Resumo
- 👉 A adoção corporativa do Bitcoin está se tornando um dos principais vetores estruturais de valorização do ativo no médio e longo prazo;
- 👉 A mudança contábil aprovada pelo FASB nos EUA permite que empresas reportem Bitcoin a valor justo, desbloqueando o apetite institucional;
- 👉 A Strategy (ex-MicroStrategy) lidera essa tendência, com 555.450 BTCs e prêmio de 250% sobre o NAV, atraindo investidores como Allianz e BlackRock;
- 👉 Empresas como Semler Scientific, Méliuz, Twenty One Capital e The Blockchain Group também passaram a alocar BTC como ativo estratégico;
- 👉 O ambiente macroeconômico, com 67% dos bancos centrais cortando ou mantendo juros e M2 global acima de US$ 108 tri, estimula busca por ativos escassos;
- 👉 A alocação de apenas 10% do caixa das 20 maiores empresas dos EUA poderia gerar US$ 164 bi em demanda, elevando o BTC acima de US$ 600 mil;
- 👉 A valorização do Bitcoin melhora os balanços das empresas já expostas, criando um ciclo reflexivo que facilita novas emissões e compras;
- 👉O custo de entrada mais alto para novas empresas valoriza ainda mais as que já acumulam BTC, reforçando a pressão compradora estrutural;
- 👉 O mercado segue em regime de baixa volatilidade, com fluxo ainda tímido do varejo, mas acúmulo intenso por parte de baleias institucionais;
- 👉 Baleias aumentaram em 41 mil BTCs suas reservas nas últimas 4 semanas, sugerindo convicção institucional em meio ao cenário macro incerto;
- 👉 O mercado aguarda decisão do FOMC, com consenso por manutenção dos juros, mas precificando cinco cortes em 2025;
- 👉Projeções apontam para estagflação nos EUA, com queda do PIB para 1,5% e núcleo do PCE acima de 2,8%, mas inflação corrente segue controlada;
- 👉 Expectativas inflacionárias estão descoladas dos dados reais e podem se reverter caso haja acordo comercial nos EUA;
- 👉Mesmo sem cortes imediatos, o ciclo de afrouxamento monetário é provável, e pode resultar em nova rodada de liquidez e valorização do BTC;
- 👉 O Bitcoin entra em uma nova era de adoção institucional, marcada por estratégias de acúmulo de longo prazo em estruturas corporativas e financeiras sofisticadas.
Introdução
Nos últimos meses, a narrativa dominante sobre o Bitcoin tem girado em torno da lateralização de preços e da ausência de grandes catalisadores macroeconômicos no curto prazo. No entanto, por trás dessa aparente estagnação, uma transformação estrutural silenciosa está em curso: empresas estão se consolidando como os novos compradores passivos de Bitcoin.

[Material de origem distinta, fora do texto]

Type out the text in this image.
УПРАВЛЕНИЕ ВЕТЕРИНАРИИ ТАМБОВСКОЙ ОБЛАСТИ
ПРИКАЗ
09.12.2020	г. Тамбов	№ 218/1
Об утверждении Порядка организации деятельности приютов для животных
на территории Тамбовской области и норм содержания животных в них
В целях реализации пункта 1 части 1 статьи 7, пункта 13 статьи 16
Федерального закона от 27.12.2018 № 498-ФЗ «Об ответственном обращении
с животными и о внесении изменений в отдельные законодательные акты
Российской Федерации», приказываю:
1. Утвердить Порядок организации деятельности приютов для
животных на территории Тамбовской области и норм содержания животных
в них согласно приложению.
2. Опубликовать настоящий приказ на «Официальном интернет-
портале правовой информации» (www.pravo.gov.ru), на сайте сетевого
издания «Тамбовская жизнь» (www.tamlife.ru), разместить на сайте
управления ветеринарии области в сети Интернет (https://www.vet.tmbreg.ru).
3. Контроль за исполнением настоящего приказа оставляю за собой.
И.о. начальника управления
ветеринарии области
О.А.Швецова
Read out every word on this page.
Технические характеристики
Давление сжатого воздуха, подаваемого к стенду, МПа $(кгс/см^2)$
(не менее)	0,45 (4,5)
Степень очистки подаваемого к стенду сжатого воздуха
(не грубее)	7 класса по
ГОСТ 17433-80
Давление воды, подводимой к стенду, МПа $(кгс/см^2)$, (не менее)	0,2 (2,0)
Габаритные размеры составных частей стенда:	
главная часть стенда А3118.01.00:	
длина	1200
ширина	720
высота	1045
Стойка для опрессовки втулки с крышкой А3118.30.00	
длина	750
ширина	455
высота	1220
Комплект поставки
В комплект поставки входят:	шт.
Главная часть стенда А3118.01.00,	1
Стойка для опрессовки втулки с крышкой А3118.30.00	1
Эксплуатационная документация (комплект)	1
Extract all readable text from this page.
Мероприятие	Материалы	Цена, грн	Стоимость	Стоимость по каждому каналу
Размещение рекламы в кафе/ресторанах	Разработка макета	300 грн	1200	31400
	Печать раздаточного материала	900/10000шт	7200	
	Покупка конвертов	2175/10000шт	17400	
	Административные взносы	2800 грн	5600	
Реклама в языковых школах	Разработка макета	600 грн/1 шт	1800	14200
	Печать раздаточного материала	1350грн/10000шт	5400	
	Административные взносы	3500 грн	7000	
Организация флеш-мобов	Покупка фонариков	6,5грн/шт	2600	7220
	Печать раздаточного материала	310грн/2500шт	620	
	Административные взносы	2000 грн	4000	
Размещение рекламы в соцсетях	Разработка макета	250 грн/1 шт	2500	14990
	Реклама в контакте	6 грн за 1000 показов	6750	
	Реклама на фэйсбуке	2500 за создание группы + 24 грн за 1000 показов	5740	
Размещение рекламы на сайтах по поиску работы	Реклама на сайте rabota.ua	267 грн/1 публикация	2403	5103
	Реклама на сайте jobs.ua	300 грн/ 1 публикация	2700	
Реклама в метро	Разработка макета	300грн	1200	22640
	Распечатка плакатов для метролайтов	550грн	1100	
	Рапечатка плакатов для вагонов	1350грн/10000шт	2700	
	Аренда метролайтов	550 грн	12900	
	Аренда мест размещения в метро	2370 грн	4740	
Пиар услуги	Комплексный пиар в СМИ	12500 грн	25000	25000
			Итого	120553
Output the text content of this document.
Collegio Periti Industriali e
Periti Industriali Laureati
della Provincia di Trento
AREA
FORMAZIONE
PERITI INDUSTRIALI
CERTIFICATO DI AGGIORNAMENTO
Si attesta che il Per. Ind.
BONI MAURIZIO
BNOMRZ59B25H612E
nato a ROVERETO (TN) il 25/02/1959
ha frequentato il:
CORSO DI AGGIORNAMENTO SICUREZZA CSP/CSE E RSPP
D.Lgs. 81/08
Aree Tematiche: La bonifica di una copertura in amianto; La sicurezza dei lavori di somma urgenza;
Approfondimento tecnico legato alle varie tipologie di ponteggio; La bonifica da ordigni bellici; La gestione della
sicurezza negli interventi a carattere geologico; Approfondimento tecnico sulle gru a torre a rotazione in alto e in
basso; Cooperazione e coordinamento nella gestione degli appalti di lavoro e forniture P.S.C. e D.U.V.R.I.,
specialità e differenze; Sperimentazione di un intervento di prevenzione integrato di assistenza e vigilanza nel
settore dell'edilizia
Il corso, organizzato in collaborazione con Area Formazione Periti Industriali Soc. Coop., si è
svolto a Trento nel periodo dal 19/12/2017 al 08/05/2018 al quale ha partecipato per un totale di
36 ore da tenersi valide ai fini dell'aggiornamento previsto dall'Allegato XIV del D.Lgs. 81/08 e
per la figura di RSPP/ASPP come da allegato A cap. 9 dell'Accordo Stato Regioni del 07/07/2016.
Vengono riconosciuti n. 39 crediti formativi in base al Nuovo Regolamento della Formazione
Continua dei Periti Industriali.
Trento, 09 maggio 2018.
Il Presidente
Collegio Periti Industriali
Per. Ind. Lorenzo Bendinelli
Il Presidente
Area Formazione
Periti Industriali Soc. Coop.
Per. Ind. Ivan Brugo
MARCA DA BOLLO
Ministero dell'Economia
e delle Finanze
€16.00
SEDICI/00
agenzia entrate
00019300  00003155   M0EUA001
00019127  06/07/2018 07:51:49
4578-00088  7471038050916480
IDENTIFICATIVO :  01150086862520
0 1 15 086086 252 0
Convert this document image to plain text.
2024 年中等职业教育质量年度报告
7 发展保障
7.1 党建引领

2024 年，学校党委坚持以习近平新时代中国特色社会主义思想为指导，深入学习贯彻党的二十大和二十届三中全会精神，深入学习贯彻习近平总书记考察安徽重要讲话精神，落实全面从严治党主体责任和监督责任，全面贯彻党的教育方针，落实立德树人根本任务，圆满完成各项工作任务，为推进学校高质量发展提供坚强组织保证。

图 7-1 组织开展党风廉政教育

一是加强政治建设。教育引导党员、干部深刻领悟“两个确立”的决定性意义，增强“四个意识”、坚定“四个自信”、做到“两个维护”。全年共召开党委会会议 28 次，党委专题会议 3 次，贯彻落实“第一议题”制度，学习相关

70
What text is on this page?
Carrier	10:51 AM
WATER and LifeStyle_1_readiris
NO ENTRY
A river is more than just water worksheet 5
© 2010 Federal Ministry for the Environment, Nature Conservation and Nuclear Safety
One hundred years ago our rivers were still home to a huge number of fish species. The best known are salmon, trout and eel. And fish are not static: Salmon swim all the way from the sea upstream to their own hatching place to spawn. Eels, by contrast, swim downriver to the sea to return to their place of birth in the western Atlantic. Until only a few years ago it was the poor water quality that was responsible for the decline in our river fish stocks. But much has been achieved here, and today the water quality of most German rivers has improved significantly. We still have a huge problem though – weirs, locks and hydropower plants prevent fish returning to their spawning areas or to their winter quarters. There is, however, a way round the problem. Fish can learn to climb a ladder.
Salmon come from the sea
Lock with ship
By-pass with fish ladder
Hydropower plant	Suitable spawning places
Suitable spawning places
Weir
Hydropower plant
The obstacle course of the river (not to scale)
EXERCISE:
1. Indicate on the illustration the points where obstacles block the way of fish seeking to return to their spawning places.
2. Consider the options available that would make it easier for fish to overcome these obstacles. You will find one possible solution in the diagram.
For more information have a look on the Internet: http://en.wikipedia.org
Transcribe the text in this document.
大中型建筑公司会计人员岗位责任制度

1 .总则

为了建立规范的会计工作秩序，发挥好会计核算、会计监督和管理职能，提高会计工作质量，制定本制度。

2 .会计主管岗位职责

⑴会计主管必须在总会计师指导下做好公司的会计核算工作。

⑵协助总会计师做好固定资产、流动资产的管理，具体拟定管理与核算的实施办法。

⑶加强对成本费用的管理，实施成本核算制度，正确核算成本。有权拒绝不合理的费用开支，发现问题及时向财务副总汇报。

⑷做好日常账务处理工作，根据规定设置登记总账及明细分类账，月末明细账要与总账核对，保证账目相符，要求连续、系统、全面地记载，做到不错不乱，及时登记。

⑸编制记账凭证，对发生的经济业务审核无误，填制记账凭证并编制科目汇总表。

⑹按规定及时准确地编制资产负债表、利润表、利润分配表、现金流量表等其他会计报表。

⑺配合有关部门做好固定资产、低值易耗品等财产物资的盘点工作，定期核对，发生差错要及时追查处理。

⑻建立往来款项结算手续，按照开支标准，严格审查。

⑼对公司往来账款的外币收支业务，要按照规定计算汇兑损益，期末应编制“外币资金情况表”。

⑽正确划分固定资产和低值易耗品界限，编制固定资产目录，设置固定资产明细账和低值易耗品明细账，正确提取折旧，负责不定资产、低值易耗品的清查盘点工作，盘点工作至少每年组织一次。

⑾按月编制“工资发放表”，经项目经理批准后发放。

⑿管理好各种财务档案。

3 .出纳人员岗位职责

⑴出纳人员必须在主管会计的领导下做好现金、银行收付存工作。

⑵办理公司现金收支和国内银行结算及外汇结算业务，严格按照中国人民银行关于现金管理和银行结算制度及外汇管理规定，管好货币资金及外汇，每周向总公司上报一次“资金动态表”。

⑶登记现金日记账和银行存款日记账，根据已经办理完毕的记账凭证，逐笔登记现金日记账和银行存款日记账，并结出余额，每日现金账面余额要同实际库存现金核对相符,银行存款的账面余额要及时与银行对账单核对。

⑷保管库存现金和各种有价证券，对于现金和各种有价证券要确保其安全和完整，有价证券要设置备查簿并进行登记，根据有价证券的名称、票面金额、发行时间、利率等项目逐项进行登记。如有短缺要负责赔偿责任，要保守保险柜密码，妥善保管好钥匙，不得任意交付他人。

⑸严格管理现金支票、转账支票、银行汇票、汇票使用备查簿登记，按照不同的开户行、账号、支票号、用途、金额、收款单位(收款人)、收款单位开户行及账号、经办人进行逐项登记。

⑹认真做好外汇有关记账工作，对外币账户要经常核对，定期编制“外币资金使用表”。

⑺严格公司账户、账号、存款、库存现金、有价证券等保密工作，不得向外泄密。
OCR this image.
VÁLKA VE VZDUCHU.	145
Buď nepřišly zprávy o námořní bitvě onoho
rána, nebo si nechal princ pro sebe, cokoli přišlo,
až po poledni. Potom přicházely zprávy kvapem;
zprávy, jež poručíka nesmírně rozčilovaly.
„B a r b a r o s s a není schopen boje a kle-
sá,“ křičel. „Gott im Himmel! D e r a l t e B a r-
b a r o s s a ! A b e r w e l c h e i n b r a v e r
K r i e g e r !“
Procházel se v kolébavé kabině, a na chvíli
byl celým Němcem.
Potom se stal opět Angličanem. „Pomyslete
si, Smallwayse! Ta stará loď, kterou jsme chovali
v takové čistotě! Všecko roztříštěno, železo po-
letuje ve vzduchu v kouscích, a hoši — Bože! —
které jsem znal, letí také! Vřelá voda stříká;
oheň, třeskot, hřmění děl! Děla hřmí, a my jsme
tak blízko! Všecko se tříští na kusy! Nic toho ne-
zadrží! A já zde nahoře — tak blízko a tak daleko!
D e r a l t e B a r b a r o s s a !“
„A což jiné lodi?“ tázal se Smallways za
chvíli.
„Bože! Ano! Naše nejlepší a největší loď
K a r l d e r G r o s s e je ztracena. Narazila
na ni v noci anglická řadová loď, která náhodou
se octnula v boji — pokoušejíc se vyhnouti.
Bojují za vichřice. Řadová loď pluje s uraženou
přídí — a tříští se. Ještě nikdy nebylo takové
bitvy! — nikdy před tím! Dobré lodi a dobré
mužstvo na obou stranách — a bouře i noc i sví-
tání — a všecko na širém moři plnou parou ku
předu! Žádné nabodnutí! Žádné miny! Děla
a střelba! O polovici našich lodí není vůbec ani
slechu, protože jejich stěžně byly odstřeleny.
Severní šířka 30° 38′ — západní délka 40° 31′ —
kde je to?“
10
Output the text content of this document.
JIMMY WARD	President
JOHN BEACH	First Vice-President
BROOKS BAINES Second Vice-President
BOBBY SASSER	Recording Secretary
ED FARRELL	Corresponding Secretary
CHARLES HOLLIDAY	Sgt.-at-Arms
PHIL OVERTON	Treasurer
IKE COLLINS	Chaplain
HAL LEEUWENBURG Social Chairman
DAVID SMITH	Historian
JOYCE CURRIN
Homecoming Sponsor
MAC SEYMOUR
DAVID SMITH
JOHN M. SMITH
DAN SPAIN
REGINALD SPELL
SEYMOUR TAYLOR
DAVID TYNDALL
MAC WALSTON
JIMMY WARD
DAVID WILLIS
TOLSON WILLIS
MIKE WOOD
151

Ao contrário de ciclos anteriores, marcados por investidores oportunistas, o ciclo atual começa a ser moldado por fluxos corporativos estáveis, duradouros e estrategicamente ancorados em tesourarias robustas. Este relatório explora por que esse movimento pode redefinir o equilíbrio entre oferta e demanda do Bitcoin nos próximos anos.
Vamos lá!
Empresas são os compradores “passivos” que poucos perceberam
A crescente adoção corporativa do Bitcoin representa, sob uma ótica quantitativa e estrutural, uma das forças mais relevantes de sustentação e valorização contínua do ativo no médio e longo prazo. Diferentemente de ciclos anteriores, marcados predominantemente pela entrada de investidores individuais ou de natureza especulativa, o novo fluxo comprador emerge de tesourarias empresariais e instituições com balanços sólidos, horizontes estratégicos de longo prazo e objetivos claros de preservação patrimonial.
A mudança contábil introduzida recentemente pelo FASB nos Estados Unidos é um divisor de águas nesse processo. Ao permitir que companhias passem a reportar seus ativos digitais pelo valor justo de mercado, a norma elimina as distorções que desincentivavam alocações mais agressivas.
A assimetria anterior, que obrigava a contabilização de perdas permanentes mas vedava o reconhecimento de lucros não realizados, impunha um viés conservador que deixava de refletir a real saúde financeira das empresas com exposição a Bitcoin. Com a nova regra, o Bitcoin torna-se uma reserva estratégica contabilmente viável, desbloqueando o apetite institucional.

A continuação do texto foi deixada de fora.